Veículos elétricos? Só nas grandes cidades

O veículo elétrico parece reunir todas as características para ser um modo de transporte urbano por excelência, de acordo com a opinião de 68% dos inquiridos pel'O Observador Cetelem Automóvel 2019.

Os portugueses são os que menos concordam esta ideia (59%, menos nove pontos percentuais do que a média dos 16 países).

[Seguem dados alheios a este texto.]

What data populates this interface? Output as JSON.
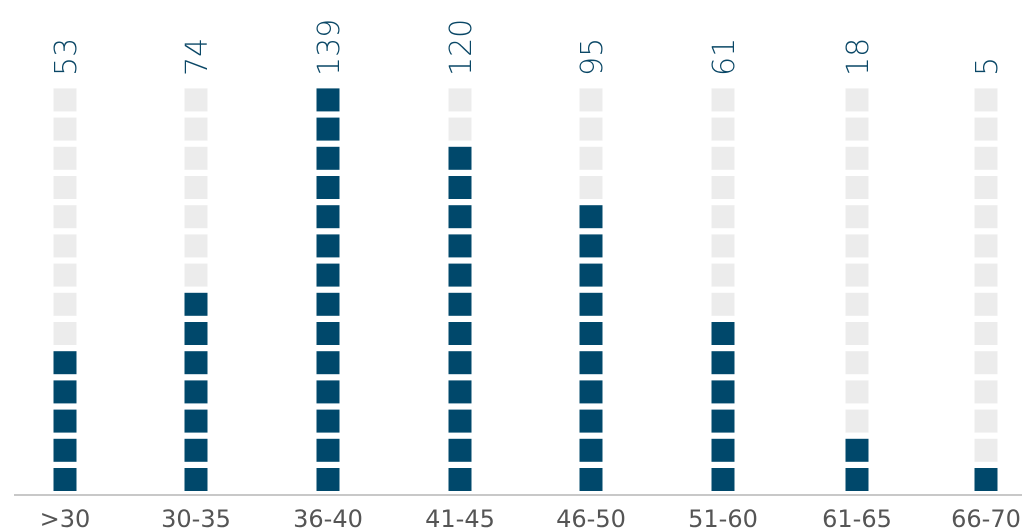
{
  "chart_data": {
    "type": "bar",
    "style": "unit-square column chart",
    "categories": [
      ">30",
      "30-35",
      "36-40",
      "41-45",
      "46-50",
      "51-60",
      "61-65",
      "66-70"
    ],
    "values": [
      53,
      74,
      139,
      120,
      95,
      61,
      18,
      5
    ],
    "value_labels": [
      "53",
      "74",
      "139",
      "120",
      "95",
      "61",
      "18",
      "5"
    ],
    "title": "",
    "xlabel": "",
    "ylabel": "",
    "ylim": [
      0,
      140
    ],
    "grid": false,
    "legend": "none",
    "colors": {
      "filled": "#00486b",
      "empty": "#ececec",
      "label": "#0a4766",
      "axis": "#c8c8c8",
      "tick": "#555555"
    }
  }
}
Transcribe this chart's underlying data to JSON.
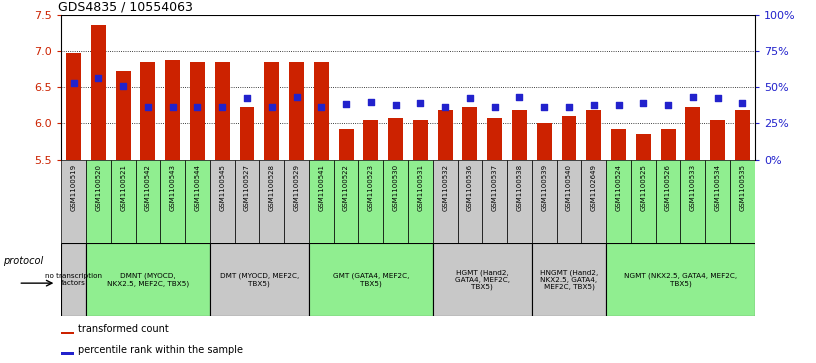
{
  "title": "GDS4835 / 10554063",
  "samples": [
    "GSM1100519",
    "GSM1100520",
    "GSM1100521",
    "GSM1100542",
    "GSM1100543",
    "GSM1100544",
    "GSM1100545",
    "GSM1100527",
    "GSM1100528",
    "GSM1100529",
    "GSM1100541",
    "GSM1100522",
    "GSM1100523",
    "GSM1100530",
    "GSM1100531",
    "GSM1100532",
    "GSM1100536",
    "GSM1100537",
    "GSM1100538",
    "GSM1100539",
    "GSM1100540",
    "GSM1102649",
    "GSM1100524",
    "GSM1100525",
    "GSM1100526",
    "GSM1100533",
    "GSM1100534",
    "GSM1100535"
  ],
  "bar_values": [
    6.97,
    7.36,
    6.72,
    6.85,
    6.87,
    6.85,
    6.85,
    6.22,
    6.85,
    6.85,
    6.85,
    5.92,
    6.05,
    6.08,
    6.05,
    6.18,
    6.22,
    6.08,
    6.18,
    6.0,
    6.1,
    6.18,
    5.93,
    5.85,
    5.92,
    6.22,
    6.05,
    6.18
  ],
  "percentile_values": [
    6.55,
    6.62,
    6.52,
    6.22,
    6.22,
    6.22,
    6.22,
    6.35,
    6.22,
    6.37,
    6.22,
    6.27,
    6.3,
    6.25,
    6.28,
    6.22,
    6.35,
    6.22,
    6.37,
    6.22,
    6.22,
    6.25,
    6.25,
    6.28,
    6.25,
    6.37,
    6.35,
    6.28
  ],
  "ylim": [
    5.5,
    7.5
  ],
  "yticks_left": [
    5.5,
    6.0,
    6.5,
    7.0,
    7.5
  ],
  "yticks_right_pct": [
    0,
    25,
    50,
    75,
    100
  ],
  "bar_color": "#CC2200",
  "dot_color": "#2222CC",
  "groups": [
    {
      "label": "no transcription\nfactors",
      "start": 0,
      "end": 1,
      "color": "#C8C8C8"
    },
    {
      "label": "DMNT (MYOCD,\nNKX2.5, MEF2C, TBX5)",
      "start": 1,
      "end": 6,
      "color": "#90EE90"
    },
    {
      "label": "DMT (MYOCD, MEF2C,\nTBX5)",
      "start": 6,
      "end": 10,
      "color": "#C8C8C8"
    },
    {
      "label": "GMT (GATA4, MEF2C,\nTBX5)",
      "start": 10,
      "end": 15,
      "color": "#90EE90"
    },
    {
      "label": "HGMT (Hand2,\nGATA4, MEF2C,\nTBX5)",
      "start": 15,
      "end": 19,
      "color": "#C8C8C8"
    },
    {
      "label": "HNGMT (Hand2,\nNKX2.5, GATA4,\nMEF2C, TBX5)",
      "start": 19,
      "end": 22,
      "color": "#C8C8C8"
    },
    {
      "label": "NGMT (NKX2.5, GATA4, MEF2C,\nTBX5)",
      "start": 22,
      "end": 28,
      "color": "#90EE90"
    }
  ],
  "tick_cell_color": "#D0D0D0",
  "legend_items": [
    {
      "label": "transformed count",
      "color": "#CC2200"
    },
    {
      "label": "percentile rank within the sample",
      "color": "#2222CC"
    }
  ]
}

Contudo, para 86% do total de inquiridos e para 84% dos portugueses, continuam a existir poucos modelos disponíveis.

Segundo a opinião da maioria dos inquiridos pelo Observador Cetelem Automóvel (68%), os veículos elétricos parecem ser mais adequados à circulação na cidade e ainda mais aos grandes centros urbanos.

A Alemanha é o país onde os inquiridos mais acreditam nesta ideia (86%), seguido da Itália (83%), enquanto os belgas são aqueles que menos concordam com o papel exclusivamente urbano dos elétricos (54%).

Já no caso nacional, apenas 59% dos portugueses parece concordar com esta afirmação.

Também a maioria dos inquiridos (65%) concorda que os veículos elétricos permitirem escapar às limitações urbanas que têm vindo a ser impostas à circulação de automóveis um pouco por todo o mundo.

Esta percentagem é ainda maior nos países que aplicam fortes restrições de circulação aos veículos de combustão, como Itália (86%), Espanha (84%), China (81%) e México (78%).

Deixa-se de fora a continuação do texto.